Solving for k_dN, i.e., \(k_{\mathrm{d}}{{{\boldsymbol{N}}}} = \left( {{{{\boldsymbol{L}}}}_{\mathrm{n}}^{\mathrm{T}}{{{\boldsymbol{L}}}}_{\mathrm{n}}} \right)^{ - 1}{{{\boldsymbol{L}}}}_{\mathrm{n}}^{\mathrm{T}}I_{\mathrm{n}}\), where N is a unit vector, and the albedo k_d can be estimated as the length of this vector. With the known coordinates of the four illuminations and acquired four 2D images, the surface normal N of each pixel can be calculated, and the gradient of each pixel can be approximated as follows:

$$G_{{\mathrm{x,y}}} = \left(\frac{{N_{\mathrm{x}}}}{{N_{\mathrm{z}}}},\frac{{N_{\mathrm{y}}}}{{N_{\mathrm{z}}}}\right)$$

(5)

Last, the surface height map, i.e., the shape, can be iteratively approximated from a manually set start point, e.g., the center position, to the outermost pixels by integration based on the gradients between adjacent pixels.

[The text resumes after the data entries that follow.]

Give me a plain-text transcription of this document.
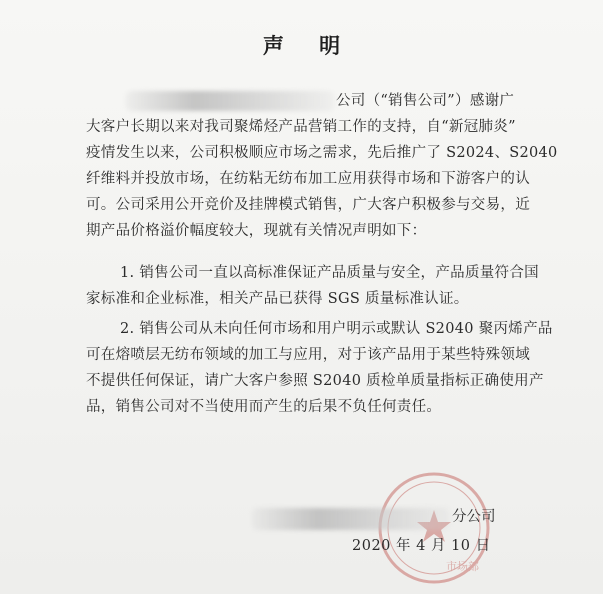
声 明
公司（“销售公司”）感谢广
大客户长期以来对我司聚烯烃产品营销工作的支持，自“新冠肺炎”
疫情发生以来，公司积极顺应市场之需求，先后推广了 S2024、S2040
纤维料并投放市场，在纺粘无纺布加工应用获得市场和下游客户的认
可。公司采用公开竞价及挂牌模式销售，广大客户积极参与交易，近
期产品价格溢价幅度较大，现就有关情况声明如下：
1. 销售公司一直以高标准保证产品质量与安全，产品质量符合国
家标准和企业标准，相关产品已获得 SGS 质量标准认证。
2. 销售公司从未向任何市场和用户明示或默认 S2040 聚丙烯产品
可在熔喷层无纺布领域的加工与应用，对于该产品用于某些特殊领域
不提供任何保证，请广大客户参照 S2040 质检单质量指标正确使用产
品，销售公司对不当使用而产生的后果不负任何责任。
市场部
分公司
2020 年 4 月 10 日
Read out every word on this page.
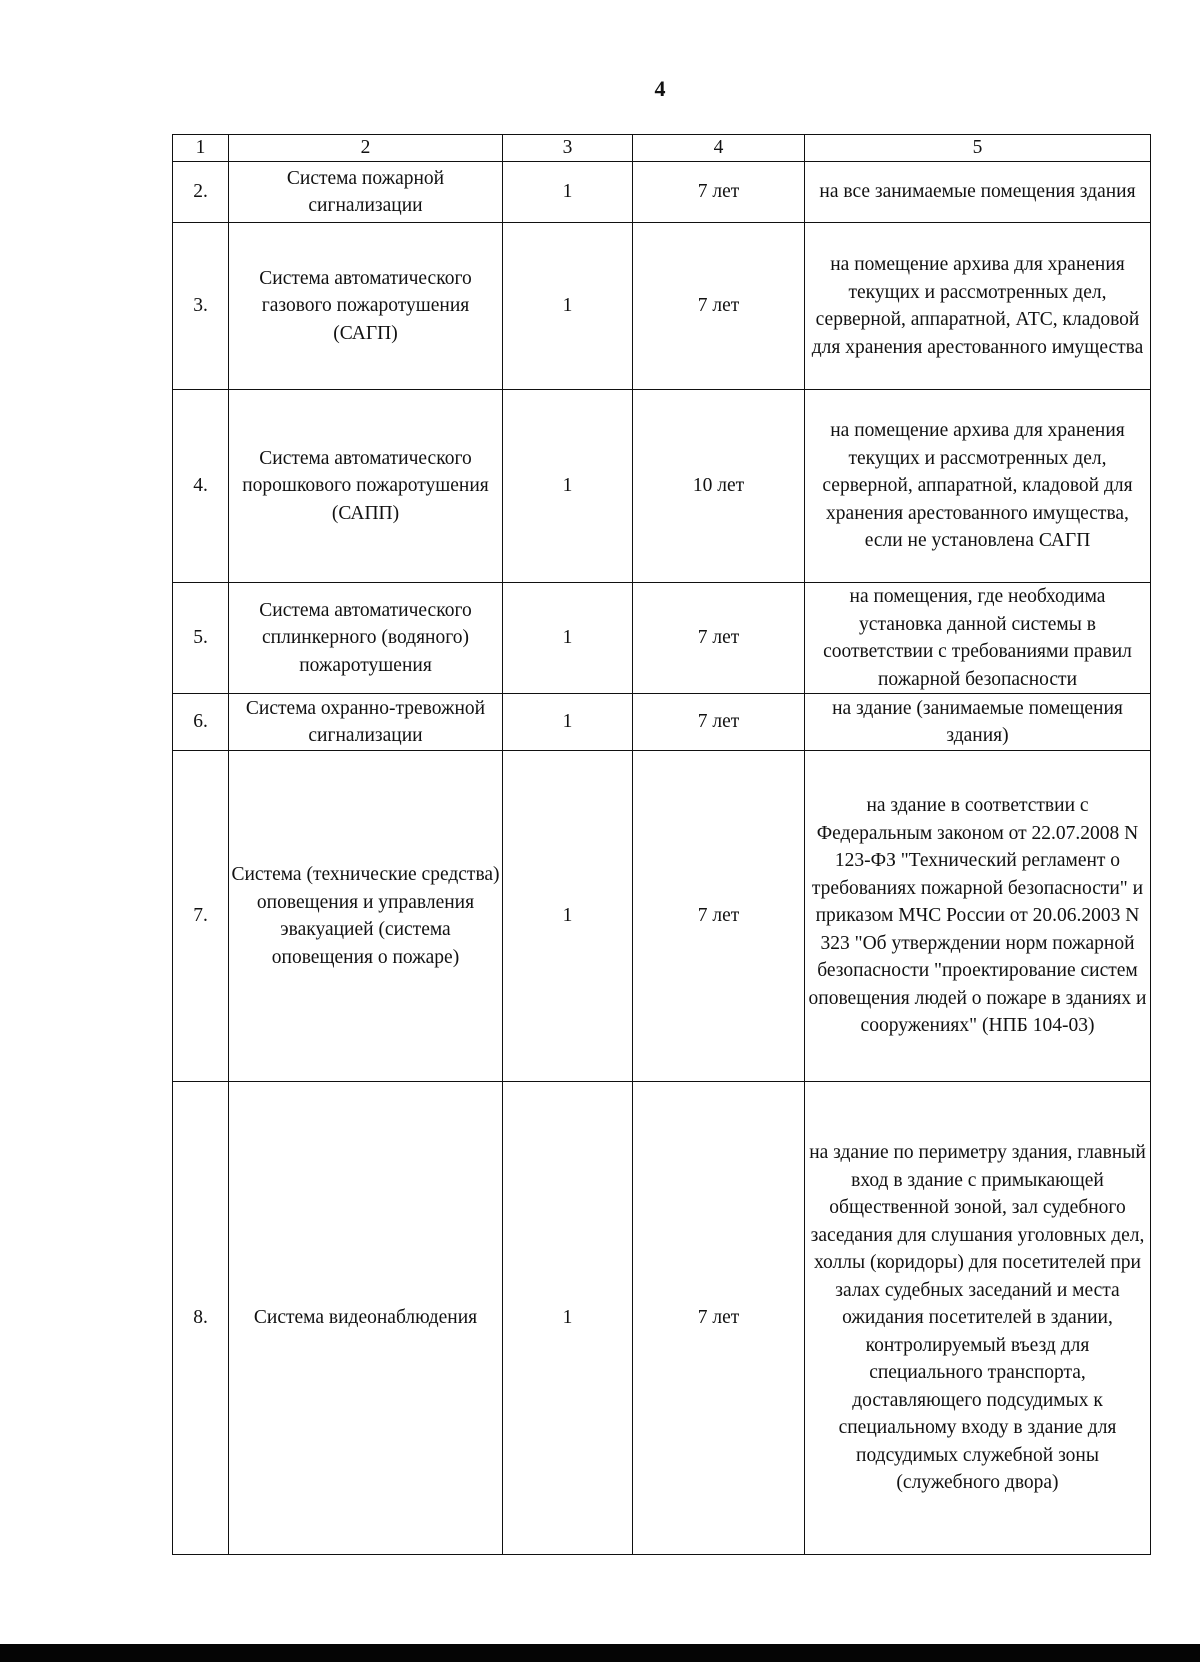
4
1	2	3	4	5
2.	Система пожарной сигнализации	1	7 лет	на все занимаемые помещения здания
3.	Система автоматического газового пожаротушения (САГП)	1	7 лет	на помещение архива для хранения текущих и рассмотренных дел, серверной, аппаратной, АТС, кладовой для хранения арестованного имущества
4.	Система автоматического порошкового пожаротушения (САПП)	1	10 лет	на помещение архива для хранения текущих и рассмотренных дел, серверной, аппаратной, кладовой для хранения арестованного имущества, если не установлена САГП
5.	Система автоматического сплинкерного (водяного) пожаротушения	1	7 лет	на помещения, где необходима установка данной системы в соответствии с требованиями правил пожарной безопасности
6.	Система охранно-тревожной сигнализации	1	7 лет	на здание (занимаемые помещения здания)
7.	Система (технические средства) оповещения и управления эвакуацией (система оповещения о пожаре)	1	7 лет	на здание в соответствии с Федеральным законом от 22.07.2008 N 123-ФЗ "Технический регламент о требованиях пожарной безопасности" и приказом МЧС России от 20.06.2003 N 323 "Об утверждении норм пожарной безопасности "проектирование систем оповещения людей о пожаре в зданиях и сооружениях" (НПБ 104-03)
8.	Система видеонаблюдения	1	7 лет	на здание по периметру здания, главный вход в здание с примыкающей общественной зоной, зал судебного заседания для слушания уголовных дел, холлы (коридоры) для посетителей при залах судебных заседаний и места ожидания посетителей в здании, контролируемый въезд для специального транспорта, доставляющего подсудимых к специальному входу в здание для подсудимых служебной зоны (служебного двора)
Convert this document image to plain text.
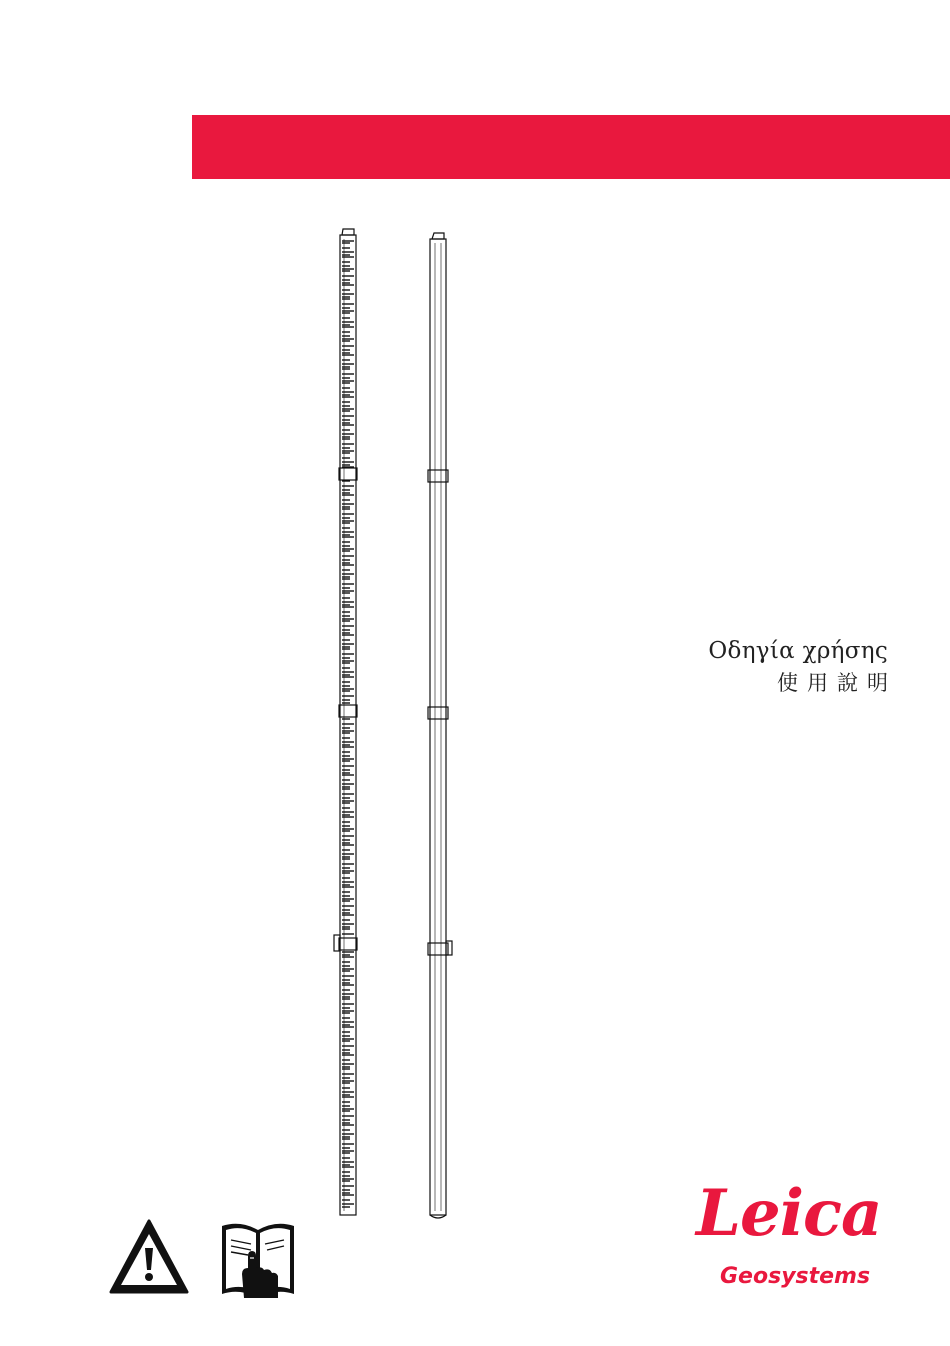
Οδηγία χρήσης
使用說明
Leica
Geosystems
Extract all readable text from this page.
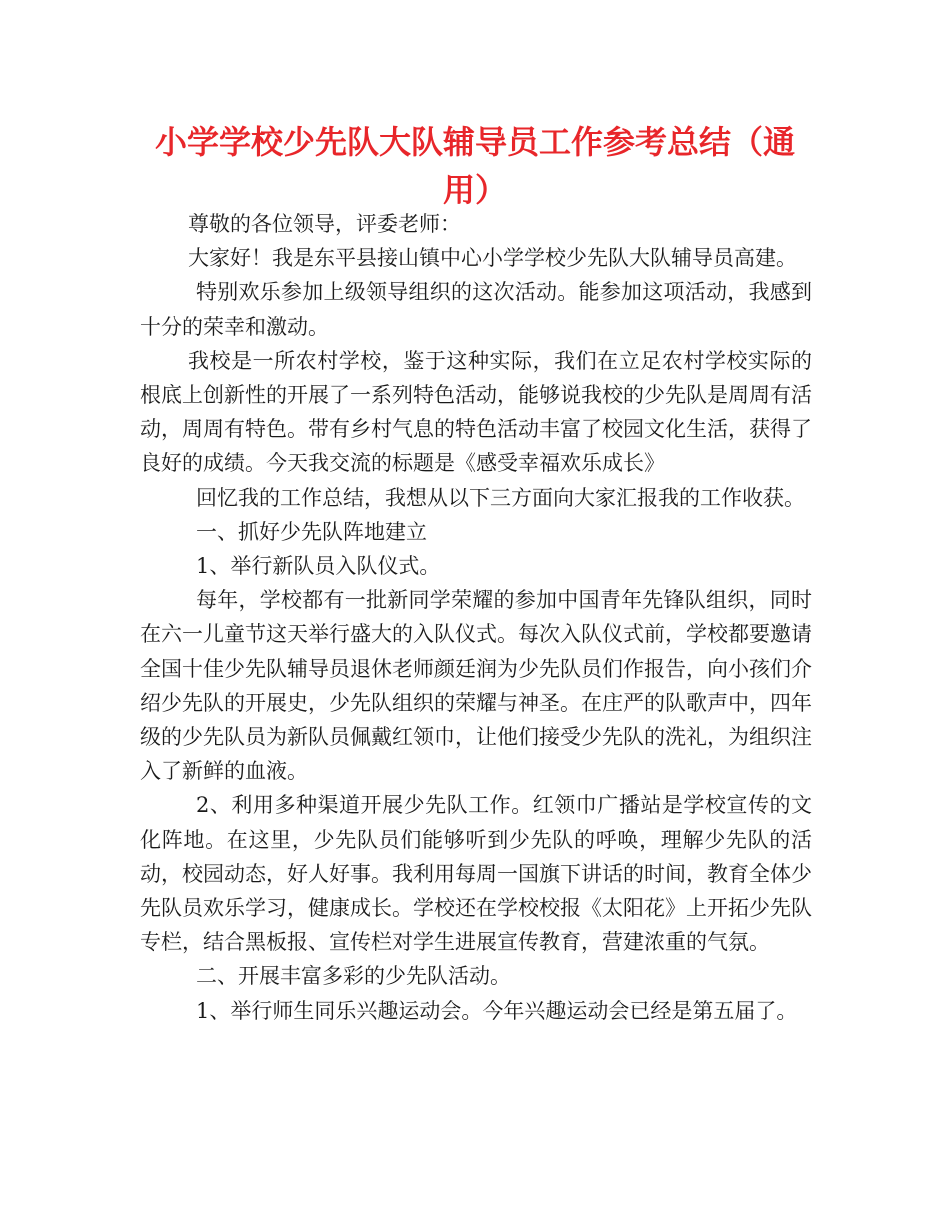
小学学校少先队大队辅导员工作参考总结（通用）

尊敬的各位领导，评委老师：

大家好！我是东平县接山镇中心小学学校少先队大队辅导员高建。

特别欢乐参加上级领导组织的这次活动。能参加这项活动，我感到十分的荣幸和激动。

我校是一所农村学校，鉴于这种实际，我们在立足农村学校实际的根底上创新性的开展了一系列特色活动，能够说我校的少先队是周周有活动，周周有特色。带有乡村气息的特色活动丰富了校园文化生活，获得了良好的成绩。今天我交流的标题是《感受幸福欢乐成长》

回忆我的工作总结，我想从以下三方面向大家汇报我的工作收获。

一、抓好少先队阵地建立

1、举行新队员入队仪式。

每年，学校都有一批新同学荣耀的参加中国青年先锋队组织，同时在六一儿童节这天举行盛大的入队仪式。每次入队仪式前，学校都要邀请全国十佳少先队辅导员退休老师颜廷润为少先队员们作报告，向小孩们介绍少先队的开展史，少先队组织的荣耀与神圣。在庄严的队歌声中，四年级的少先队员为新队员佩戴红领巾，让他们接受少先队的洗礼，为组织注入了新鲜的血液。

2、利用多种渠道开展少先队工作。红领巾广播站是学校宣传的文化阵地。在这里，少先队员们能够听到少先队的呼唤，理解少先队的活动，校园动态，好人好事。我利用每周一国旗下讲话的时间，教育全体少先队员欢乐学习，健康成长。学校还在学校校报《太阳花》上开拓少先队专栏，结合黑板报、宣传栏对学生进展宣传教育，营建浓重的气氛。

二、开展丰富多彩的少先队活动。

1、举行师生同乐兴趣运动会。今年兴趣运动会已经是第五届了。
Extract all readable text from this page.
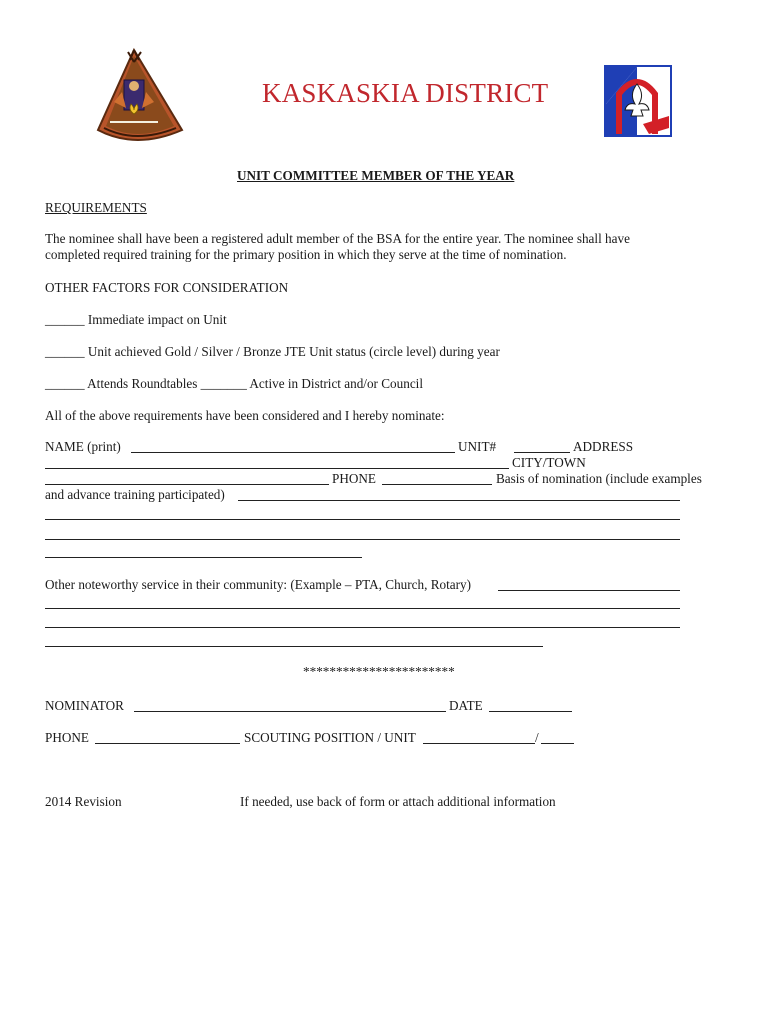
KASKASKIA DISTRICT
UNIT COMMITTEE MEMBER OF THE YEAR
REQUIREMENTS
The nominee shall have been a registered adult member of the BSA for the entire year. The nominee shall have
completed required training for the primary position in which they serve at the time of nomination.
OTHER FACTORS FOR CONSIDERATION
______ Immediate impact on Unit
______ Unit achieved Gold / Silver / Bronze JTE Unit status (circle level) during year
______ Attends Roundtables _______ Active in District and/or Council
All of the above requirements have been considered and I hereby nominate:
NAME (print)	UNIT#	ADDRESS
CITY/TOWN
PHONE	Basis of nomination (include examples
and advance training participated)
Other noteworthy service in their community: (Example – PTA, Church, Rotary)
***********************
NOMINATOR	DATE
PHONE	SCOUTING POSITION / UNIT	/
2014 Revision	If needed, use back of form or attach additional information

Fixed porcine brain sample

The porcine brain was ordered from a normal butcher shop and was isolated and fixed in 4% PFA in PBS solution overnight at 4 °C. The fixed porcine brain sample was used for the experiment after rinsing with distilled water.

Ex-vivo tumor sample

The ex-vivo tumor samples were the center part of the biopsy resection during tumor removal surgery of muscle-skeletal sarcoma. The surrounding part which may contain conjunction part of health and tumor tissue was kept for histologic analysis. The experiment protocol was approved by Jena University, Ethik Votum 2018–115.s8.